Codex can also answer questions or update the PR. Try commenting "@codex address that feedback".

[evawong-oai]

Reviewer evidence update.

I extended the same preserved path rule to missing .agents. The existing .agents directory was already protected when present. The missing case now follows .git and .codex for the active workspace root, while explicit user write rules still win.

I also reran linked worktree validation on a Linux devbox with system bwrap installed at /usr/bin/bwrap, version 0.9.0. The .git worktree pointer case passed. Normal writes inside the worktree succeeded. Overwriting .git, replacing .git, and writing through the resolved gitdir were blocked. The pointer file stayed unchanged and no .git directory was created.

I fixed the devbox validation gap where blocked missing .codex and .agents attempts left zero byte host files. The Linux bwrap path now tracks synthetic missing mount targets, runs bwrap in a child only when cleanup is needed, removes only zero byte synthetic targets after preflight and the real run, then preserves the bwrap exit status.

The rerun passed on the Linux devbox with system bwrap at /usr/bin/bwrap, version 0.9.0, against commit 87f8ccb2bc22abb0e2c403da30866ae014941ae7. Normal checkout and linked worktree cases passed for .codex, .git, and .agents. Missing .codex and .agents writes were blocked and left no host side file or directory immediately after the sandbox command returned. Normal writes still succeeded, the linked .git pointer stayed unchanged, and resolved gitdir writes stayed blocked. The validation transcript did not contain the previous proc mount setup error.

I also locally passed sandboxing crate tests, protocol crate tests, format check, and whitespace diff check.

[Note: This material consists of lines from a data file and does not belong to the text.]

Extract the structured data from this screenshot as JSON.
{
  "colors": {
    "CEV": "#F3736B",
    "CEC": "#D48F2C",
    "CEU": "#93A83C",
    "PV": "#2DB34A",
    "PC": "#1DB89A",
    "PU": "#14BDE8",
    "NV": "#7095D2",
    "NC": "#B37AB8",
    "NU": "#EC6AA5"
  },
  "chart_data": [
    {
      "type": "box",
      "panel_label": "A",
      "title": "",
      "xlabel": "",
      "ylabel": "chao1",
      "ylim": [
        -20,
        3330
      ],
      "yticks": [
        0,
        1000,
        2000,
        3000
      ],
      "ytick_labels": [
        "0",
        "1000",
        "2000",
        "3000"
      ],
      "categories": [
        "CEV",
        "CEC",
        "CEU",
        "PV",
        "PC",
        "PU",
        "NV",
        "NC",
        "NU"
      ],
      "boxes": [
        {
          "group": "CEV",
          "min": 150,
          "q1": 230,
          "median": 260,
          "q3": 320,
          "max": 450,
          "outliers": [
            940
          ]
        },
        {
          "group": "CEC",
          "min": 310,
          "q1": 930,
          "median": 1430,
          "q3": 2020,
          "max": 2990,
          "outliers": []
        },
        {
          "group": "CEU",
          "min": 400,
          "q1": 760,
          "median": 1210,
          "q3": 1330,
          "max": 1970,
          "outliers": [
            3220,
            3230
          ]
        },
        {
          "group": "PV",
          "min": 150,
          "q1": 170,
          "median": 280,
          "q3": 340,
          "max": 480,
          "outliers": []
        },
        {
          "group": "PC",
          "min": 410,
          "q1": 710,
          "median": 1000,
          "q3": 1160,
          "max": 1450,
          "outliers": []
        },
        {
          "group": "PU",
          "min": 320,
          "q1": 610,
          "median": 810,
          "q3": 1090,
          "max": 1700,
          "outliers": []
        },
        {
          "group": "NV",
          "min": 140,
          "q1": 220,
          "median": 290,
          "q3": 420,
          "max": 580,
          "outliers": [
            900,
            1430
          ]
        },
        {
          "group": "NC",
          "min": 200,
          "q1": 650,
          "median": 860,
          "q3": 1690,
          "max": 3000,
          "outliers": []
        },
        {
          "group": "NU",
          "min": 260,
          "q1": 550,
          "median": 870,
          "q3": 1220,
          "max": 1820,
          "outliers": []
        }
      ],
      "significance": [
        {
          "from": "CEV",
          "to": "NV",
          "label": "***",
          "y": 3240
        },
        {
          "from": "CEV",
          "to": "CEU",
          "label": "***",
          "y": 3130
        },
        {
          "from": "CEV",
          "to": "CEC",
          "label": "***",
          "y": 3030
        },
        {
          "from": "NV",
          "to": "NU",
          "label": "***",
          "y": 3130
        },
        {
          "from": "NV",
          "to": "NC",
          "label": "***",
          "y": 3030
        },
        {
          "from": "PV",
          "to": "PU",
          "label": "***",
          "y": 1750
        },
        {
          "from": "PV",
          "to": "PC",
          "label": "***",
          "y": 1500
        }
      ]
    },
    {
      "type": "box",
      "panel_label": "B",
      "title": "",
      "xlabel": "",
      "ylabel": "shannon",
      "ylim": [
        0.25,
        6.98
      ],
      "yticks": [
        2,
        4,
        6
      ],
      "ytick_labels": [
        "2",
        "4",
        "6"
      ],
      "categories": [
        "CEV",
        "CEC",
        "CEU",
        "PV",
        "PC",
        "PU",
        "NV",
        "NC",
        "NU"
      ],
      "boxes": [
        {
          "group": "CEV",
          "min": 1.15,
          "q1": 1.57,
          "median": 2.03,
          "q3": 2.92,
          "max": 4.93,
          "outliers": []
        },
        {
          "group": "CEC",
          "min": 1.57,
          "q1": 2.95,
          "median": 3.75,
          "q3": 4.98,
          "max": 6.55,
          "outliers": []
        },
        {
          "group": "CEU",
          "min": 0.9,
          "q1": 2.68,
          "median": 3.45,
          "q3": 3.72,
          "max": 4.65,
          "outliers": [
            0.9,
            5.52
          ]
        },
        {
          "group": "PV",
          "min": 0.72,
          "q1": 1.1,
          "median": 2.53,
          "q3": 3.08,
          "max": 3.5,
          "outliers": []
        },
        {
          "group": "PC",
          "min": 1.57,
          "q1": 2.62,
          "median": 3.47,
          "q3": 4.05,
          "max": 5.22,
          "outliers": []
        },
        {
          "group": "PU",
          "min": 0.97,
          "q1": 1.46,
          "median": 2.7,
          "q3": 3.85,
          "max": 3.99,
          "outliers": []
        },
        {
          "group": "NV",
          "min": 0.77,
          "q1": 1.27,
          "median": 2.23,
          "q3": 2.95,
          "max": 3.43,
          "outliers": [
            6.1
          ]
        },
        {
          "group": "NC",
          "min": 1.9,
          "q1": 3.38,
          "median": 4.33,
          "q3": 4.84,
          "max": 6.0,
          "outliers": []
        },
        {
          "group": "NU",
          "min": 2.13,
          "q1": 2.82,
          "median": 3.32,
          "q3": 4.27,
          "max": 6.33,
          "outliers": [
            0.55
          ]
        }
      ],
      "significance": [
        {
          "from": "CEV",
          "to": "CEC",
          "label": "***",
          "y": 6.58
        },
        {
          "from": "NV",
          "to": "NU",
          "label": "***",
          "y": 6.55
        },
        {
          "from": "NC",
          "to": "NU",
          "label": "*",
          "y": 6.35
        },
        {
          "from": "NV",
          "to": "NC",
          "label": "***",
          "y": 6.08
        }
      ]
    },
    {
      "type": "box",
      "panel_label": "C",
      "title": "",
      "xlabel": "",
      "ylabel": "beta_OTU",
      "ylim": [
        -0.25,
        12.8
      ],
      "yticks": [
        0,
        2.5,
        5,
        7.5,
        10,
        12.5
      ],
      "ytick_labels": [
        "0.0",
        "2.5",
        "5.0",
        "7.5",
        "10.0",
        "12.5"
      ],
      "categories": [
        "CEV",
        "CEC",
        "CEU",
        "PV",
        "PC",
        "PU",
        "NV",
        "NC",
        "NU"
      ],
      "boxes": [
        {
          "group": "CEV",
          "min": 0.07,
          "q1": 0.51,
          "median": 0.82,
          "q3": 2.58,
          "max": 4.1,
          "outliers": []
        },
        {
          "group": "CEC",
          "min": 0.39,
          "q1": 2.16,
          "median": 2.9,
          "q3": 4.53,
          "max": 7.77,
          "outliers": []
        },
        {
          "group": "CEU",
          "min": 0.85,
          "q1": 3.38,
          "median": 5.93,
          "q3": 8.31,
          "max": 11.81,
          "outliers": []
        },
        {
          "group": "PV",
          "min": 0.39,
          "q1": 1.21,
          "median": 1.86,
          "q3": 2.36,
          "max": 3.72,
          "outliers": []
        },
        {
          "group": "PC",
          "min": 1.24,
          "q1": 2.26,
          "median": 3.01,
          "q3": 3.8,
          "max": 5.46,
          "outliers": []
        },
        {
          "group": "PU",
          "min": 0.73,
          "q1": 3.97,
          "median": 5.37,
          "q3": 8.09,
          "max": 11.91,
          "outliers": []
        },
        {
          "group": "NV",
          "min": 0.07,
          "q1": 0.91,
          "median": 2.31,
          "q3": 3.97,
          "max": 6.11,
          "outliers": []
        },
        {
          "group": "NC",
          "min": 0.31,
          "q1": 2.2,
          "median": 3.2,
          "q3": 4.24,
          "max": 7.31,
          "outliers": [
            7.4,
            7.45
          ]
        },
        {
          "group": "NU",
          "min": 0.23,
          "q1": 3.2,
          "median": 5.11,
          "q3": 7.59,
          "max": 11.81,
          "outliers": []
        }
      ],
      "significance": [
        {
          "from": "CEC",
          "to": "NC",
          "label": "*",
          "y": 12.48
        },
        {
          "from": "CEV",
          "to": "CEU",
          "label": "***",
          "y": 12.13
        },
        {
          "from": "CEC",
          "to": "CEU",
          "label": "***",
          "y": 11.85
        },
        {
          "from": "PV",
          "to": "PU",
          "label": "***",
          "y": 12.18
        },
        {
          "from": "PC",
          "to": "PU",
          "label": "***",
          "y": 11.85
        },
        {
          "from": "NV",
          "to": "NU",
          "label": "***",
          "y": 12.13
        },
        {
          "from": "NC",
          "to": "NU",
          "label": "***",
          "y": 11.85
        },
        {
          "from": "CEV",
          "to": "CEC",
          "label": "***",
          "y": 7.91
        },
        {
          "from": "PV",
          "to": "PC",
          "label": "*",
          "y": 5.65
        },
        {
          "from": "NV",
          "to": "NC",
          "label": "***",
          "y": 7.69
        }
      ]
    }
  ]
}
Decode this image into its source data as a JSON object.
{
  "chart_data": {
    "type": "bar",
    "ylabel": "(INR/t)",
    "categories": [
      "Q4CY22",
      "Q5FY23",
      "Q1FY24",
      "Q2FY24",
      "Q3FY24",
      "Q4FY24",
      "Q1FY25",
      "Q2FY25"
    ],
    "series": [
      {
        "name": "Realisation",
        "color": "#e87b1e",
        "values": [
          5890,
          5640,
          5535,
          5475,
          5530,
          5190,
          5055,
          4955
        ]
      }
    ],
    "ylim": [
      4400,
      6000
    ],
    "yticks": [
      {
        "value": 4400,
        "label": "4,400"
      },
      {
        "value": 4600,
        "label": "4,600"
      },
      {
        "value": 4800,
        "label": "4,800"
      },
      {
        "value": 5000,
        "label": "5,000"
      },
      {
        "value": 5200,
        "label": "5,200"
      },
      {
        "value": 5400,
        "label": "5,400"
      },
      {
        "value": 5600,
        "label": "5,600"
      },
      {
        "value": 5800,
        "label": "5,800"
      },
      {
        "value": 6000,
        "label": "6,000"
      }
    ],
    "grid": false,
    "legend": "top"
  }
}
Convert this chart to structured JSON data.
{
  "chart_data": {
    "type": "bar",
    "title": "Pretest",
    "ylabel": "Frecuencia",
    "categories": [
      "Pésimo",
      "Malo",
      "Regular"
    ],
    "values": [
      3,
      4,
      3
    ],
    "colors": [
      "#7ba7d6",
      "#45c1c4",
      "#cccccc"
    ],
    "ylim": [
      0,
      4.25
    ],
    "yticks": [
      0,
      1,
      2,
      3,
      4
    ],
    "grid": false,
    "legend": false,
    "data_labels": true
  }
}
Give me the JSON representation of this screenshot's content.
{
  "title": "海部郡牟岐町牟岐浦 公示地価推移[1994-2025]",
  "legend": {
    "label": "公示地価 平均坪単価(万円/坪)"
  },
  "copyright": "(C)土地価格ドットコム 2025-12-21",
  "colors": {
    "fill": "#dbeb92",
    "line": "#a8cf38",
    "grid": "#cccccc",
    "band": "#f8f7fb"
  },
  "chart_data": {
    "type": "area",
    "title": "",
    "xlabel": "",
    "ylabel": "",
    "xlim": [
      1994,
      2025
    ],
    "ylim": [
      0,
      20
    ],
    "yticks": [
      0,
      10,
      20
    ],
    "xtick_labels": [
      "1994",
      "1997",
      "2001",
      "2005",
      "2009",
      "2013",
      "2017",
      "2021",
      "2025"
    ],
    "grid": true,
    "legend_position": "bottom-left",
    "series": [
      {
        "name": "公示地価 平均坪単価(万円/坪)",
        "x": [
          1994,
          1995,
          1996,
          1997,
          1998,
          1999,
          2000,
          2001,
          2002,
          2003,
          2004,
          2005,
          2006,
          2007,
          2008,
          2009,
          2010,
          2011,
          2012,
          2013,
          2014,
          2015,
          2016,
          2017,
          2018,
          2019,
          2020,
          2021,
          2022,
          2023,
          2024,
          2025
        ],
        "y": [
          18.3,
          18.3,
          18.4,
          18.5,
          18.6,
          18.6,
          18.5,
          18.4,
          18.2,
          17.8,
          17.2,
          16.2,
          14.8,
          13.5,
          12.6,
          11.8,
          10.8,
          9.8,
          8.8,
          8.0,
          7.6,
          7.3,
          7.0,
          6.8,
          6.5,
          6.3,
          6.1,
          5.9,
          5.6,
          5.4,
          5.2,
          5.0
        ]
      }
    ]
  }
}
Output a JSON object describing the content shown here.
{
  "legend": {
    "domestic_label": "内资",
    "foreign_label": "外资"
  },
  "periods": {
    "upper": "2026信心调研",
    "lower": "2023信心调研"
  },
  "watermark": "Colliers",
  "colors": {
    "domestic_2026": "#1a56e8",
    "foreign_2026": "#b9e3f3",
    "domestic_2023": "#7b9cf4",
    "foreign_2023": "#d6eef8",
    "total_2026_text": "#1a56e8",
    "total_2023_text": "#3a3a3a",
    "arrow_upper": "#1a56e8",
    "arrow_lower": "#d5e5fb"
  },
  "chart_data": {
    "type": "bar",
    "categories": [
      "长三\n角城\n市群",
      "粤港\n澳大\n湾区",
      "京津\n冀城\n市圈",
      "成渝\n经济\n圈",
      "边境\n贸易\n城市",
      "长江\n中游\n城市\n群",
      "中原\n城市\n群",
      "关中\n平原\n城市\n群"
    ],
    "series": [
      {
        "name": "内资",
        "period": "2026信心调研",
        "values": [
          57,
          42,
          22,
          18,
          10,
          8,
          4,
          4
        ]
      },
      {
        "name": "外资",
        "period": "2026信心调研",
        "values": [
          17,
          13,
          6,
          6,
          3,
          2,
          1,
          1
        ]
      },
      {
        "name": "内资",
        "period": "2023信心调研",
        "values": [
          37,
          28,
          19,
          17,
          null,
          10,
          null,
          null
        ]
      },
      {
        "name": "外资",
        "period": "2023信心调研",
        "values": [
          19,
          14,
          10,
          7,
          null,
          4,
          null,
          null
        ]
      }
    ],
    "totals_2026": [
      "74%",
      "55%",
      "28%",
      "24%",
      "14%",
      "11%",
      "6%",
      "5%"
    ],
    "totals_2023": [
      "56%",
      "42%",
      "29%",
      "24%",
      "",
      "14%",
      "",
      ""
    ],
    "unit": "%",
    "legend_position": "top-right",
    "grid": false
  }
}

The branch remains one commit, now 87f8ccb2bc22abb0e2c403da30866ae014941ae7.

[bolinfest]

Something feels off: this the logic that powers codex sandbox. This file should be small, as it should be calling into existing library code. This seems off.

[evawong-oai]

Agreed. I moved this out of the CLI sandbox entry point in the latest commit.

The CLI sandbox path now calls the shared preserved path write guard from the shell command crate, and the agent shell path calls the same helper. The debug sandbox file is back to being an entry point instead of owning the policy logic.

[bolinfest]

Why are we special-casing things?

[evawong-oai]

This is for resolving parent/child .git folders security concern.

[evawong-oai]

I have since then moved this list into a policy configuration rather than having policy defined in code for separation of concerns.

[evawong-oai]

Split this into a manual stack so each review surface is smaller.

1. [sandbox] Enforce protected workspace metadata paths #19846 policy primitive
2. Enforce workspace metadata protections in Seatbelt #19847 macOS Seatbelt enforcement
3. Add workspace metadata shell preflight #19848 shell preflight
4. Propagate runtime permission profiles #19849 runtime permission propagation
5. Reserve missing preserved paths in Linux sandbox policy #18446 Linux bubblewrap enforcement

PR 18446 is now the Linux child at the top of the stack. The final tree is unchanged from the rebased full branch, but the review surfaces are separated by policy, macOS, preflight, runtime propagation, and Linux.

[evawong-oai]

Follow up: the old auto merge setting carried over when I changed this PR base, so GitHub marked this old PR merged into the temporary parent branch.

I restored the parent branch to its scoped runtime permission commit and opened #19852 as the current Linux child for review. Use #19852 for the active top of the stack.